Overall sports participation has been boosted in recent years by:

  • government policy to try to reduce the level of obesity and improve the general health and fitness of the population
  • greatly improved results by UK sportspeople at high profile events like the Olympics, which has encouraged others to have a go as well
  • widespread media coverage, including more unusual sporting activities

Spending on sports leisurewear is affected by different factors, in particular:

  • the state of the economy. When the economy slumps people tend to trade down to cheaper alternatives or buy only when items are discounted. This was noted following the financial crisis in 2008, and again following the Brexit vote in 2016. The economy only started to recover in 2013 after the financial crisis and, in 2018, it has still not recovered following the Brexit vote. Low growth is forecast to continue for the foreseeable future
  • the performance of a national sports team. For example, poor performances at a World Cup or European Championships by the England football team always have an impact on sales of replica kit
  • the desirability of the product. JD Sports, for example, sells a large amount of in-demand products that are exclusive to them, which means that they rarely need to discount even when conditions on the High Street are difficult

Independent sports shops face strong competition from the multiple chains and from online retailers. It's not uncommon for would-be customers to visit a shop to test or try on a particular piece of equipment or clothing and then buy it from the online retailer that offers the best prices. Smaller businesses have also been hit by some of the big sportswear manufacturers refusing to supply them unless they sell over a certain value of their goods each year. Added to this, the High Street has suffered generally in recent years, with many big name closures. Rent and rates are high, parking is difficult and footfall has been falling. Despite this, it seems that sports shops have been less badly affected than others and there is still room in the market for the smaller business. You can improve the prospects for your sports shop by:

  • focussing on stocking products that have been identified as what the local market wants
  • becoming closely involved with local sports clubs, local sporting events and so on
  • providing a personal and accommodating service to customers
  • moving into online sales, either through their own website or through a third party like eBay or Amazon. This can give even a relatively small business a national - or even international - reach
  • offering repair or hire services

Keeping up to date with the sports goods retailing sector

The Sporting Goods Industry Association (SGIA) advertises itself as the voice of the UK Sporting Goods Industry. It represents a significant share of the UK sporting goods industry and lobbies government and sports bodies on issues affecting the industry and its members. As well as setting standards and developing industry specifications, it promotes the positive aspects of sport through combined marketing and commissions national and international research on the sporting goods market. There's also a number of specialist associations that cover individual retailing sub-sectors like golf, cycling, angling, fitness and so on and one of these may be appropriate depending on the exact nature of your business. Joining a trade association can be an excellent way of keeping up with developments in your industry, and membership usually brings other benefits as well.

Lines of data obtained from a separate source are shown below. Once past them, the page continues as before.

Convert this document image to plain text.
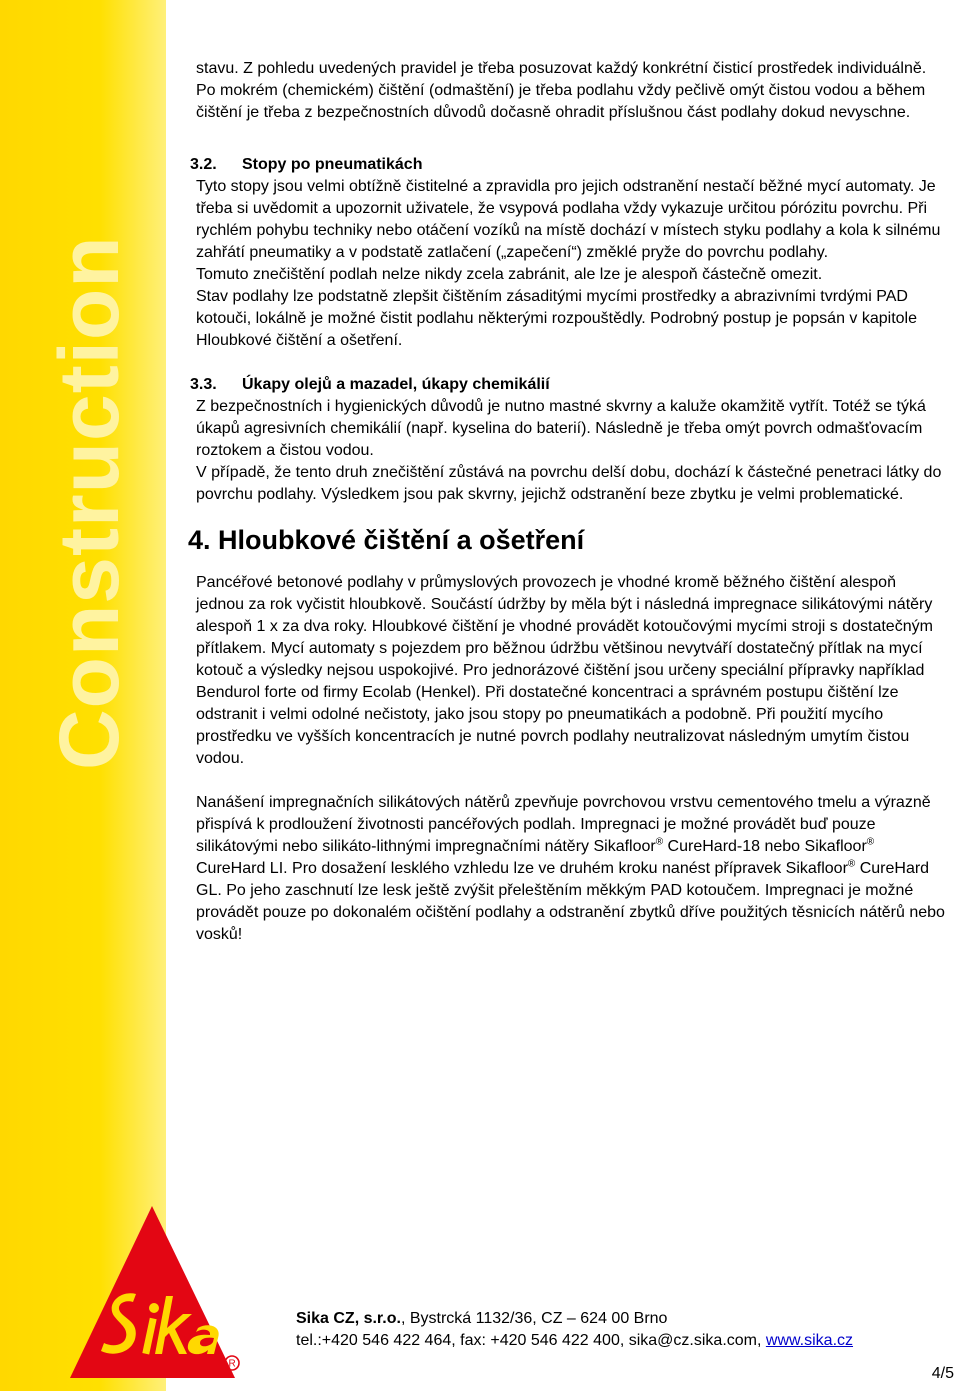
Construction
Autor: Sika CZ, s.r.o.
Datum: 06/2012
R

stavu. Z pohledu uvedených pravidel je třeba posuzovat každý konkrétní čisticí prostředek individuálně.

Po mokrém (chemickém) čištění (odmaštění) je třeba podlahu vždy pečlivě omýt čistou vodou a během čištění je třeba z bezpečnostních důvodů dočasně ohradit příslušnou část podlahy dokud nevyschne.

3.2. Stopy po pneumatikách

Tyto stopy jsou velmi obtížně čistitelné a zpravidla pro jejich odstranění nestačí běžné mycí automaty. Je třeba si uvědomit a upozornit uživatele, že vsypová podlaha vždy vykazuje určitou pórózitu povrchu. Při rychlém pohybu techniky nebo otáčení vozíků na místě dochází v místech styku podlahy a kola k silnému zahřátí pneumatiky a v podstatě zatlačení („zapečení“) změklé pryže do povrchu podlahy.

Tomuto znečištění podlah nelze nikdy zcela zabránit, ale lze je alespoň částečně omezit.

Stav podlahy lze podstatně zlepšit čištěním zásaditými mycími prostředky a abrazivními tvrdými PAD kotouči, lokálně je možné čistit podlahu některými rozpouštědly. Podrobný postup je popsán v kapitole Hloubkové čištění a ošetření.

3.3. Úkapy olejů a mazadel, úkapy chemikálií

Z bezpečnostních i hygienických důvodů je nutno mastné skvrny a kaluže okamžitě vytřít. Totéž se týká úkapů agresivních chemikálií (např. kyselina do baterií). Následně je třeba omýt povrch odmašťovacím roztokem a čistou vodou.

V případě, že tento druh znečištění zůstává na povrchu delší dobu, dochází k částečné penetraci látky do povrchu podlahy. Výsledkem jsou pak skvrny, jejichž odstranění beze zbytku je velmi problematické.

4. Hloubkové čištění a ošetření

Pancéřové betonové podlahy v průmyslových provozech je vhodné kromě běžného čištění alespoň jednou za rok vyčistit hloubkově. Součástí údržby by měla být i následná impregnace silikátovými nátěry alespoň 1 x za dva roky. Hloubkové čištění je vhodné provádět kotoučovými mycími stroji s dostatečným přítlakem. Mycí automaty s pojezdem pro běžnou údržbu většinou nevytváří dostatečný přítlak na mycí kotouč a výsledky nejsou uspokojivé. Pro jednorázové čištění jsou určeny speciální přípravky například Bendurol forte od firmy Ecolab (Henkel). Při dostatečné koncentraci a správném postupu čištění lze odstranit i velmi odolné nečistoty, jako jsou stopy po pneumatikách a podobně. Při použití mycího prostředku ve vyšších koncentracích je nutné povrch podlahy neutralizovat následným umytím čistou vodou.

Nanášení impregnačních silikátových nátěrů zpevňuje povrchovou vrstvu cementového tmelu a výrazně přispívá k prodloužení životnosti pancéřových podlah. Impregnaci je možné provádět buď pouze silikátovými nebo silikáto-lithnými impregnačními nátěry Sikafloor® CureHard-18 nebo Sikafloor® CureHard LI. Pro dosažení lesklého vzhledu lze ve druhém kroku nanést přípravek Sikafloor® CureHard GL. Po jeho zaschnutí lze lesk ještě zvýšit přeleštěním měkkým PAD kotoučem. Impregnaci je možné provádět pouze po dokonalém očištění podlahy a odstranění zbytků dříve použitých těsnicích nátěrů nebo vosků!

Sika CZ, s.r.o., Bystrcká 1132/36, CZ – 624 00 Brno
tel.:+420 546 422 464, fax: +420 546 422 400, sika@cz.sika.com, www.sika.cz
4/5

Reading a trade journal is another good way of staying up to date with developments in your industry. Sports Insight is a trade journal for the whole of the sports industry in the UK and covers all of the sports, outdoor, cycling, nutrition, fitness, leisure, and tech news. It can be downloaded free from its website.

It is also worth reading general newspaper reports which relate to sports shops. For example in the mid 2010s a strong trend for buying sporting clothes as leisure wear ('athleisure') was reported in the press because it led to Sainsbury's launching their own athleisure range and saw profits at JD Sports rise by 66%. Despite reports that the trend for athleisure wear was fading, it remains strong in 2018 and is forecast to remain so in 2019.

Trade shows

You will be able to obtain a lot of useful information if you go to a trade show or exhibition for the sports goods retailing sector. Information about forthcoming trade shows can be found on the Exhibitions UK website.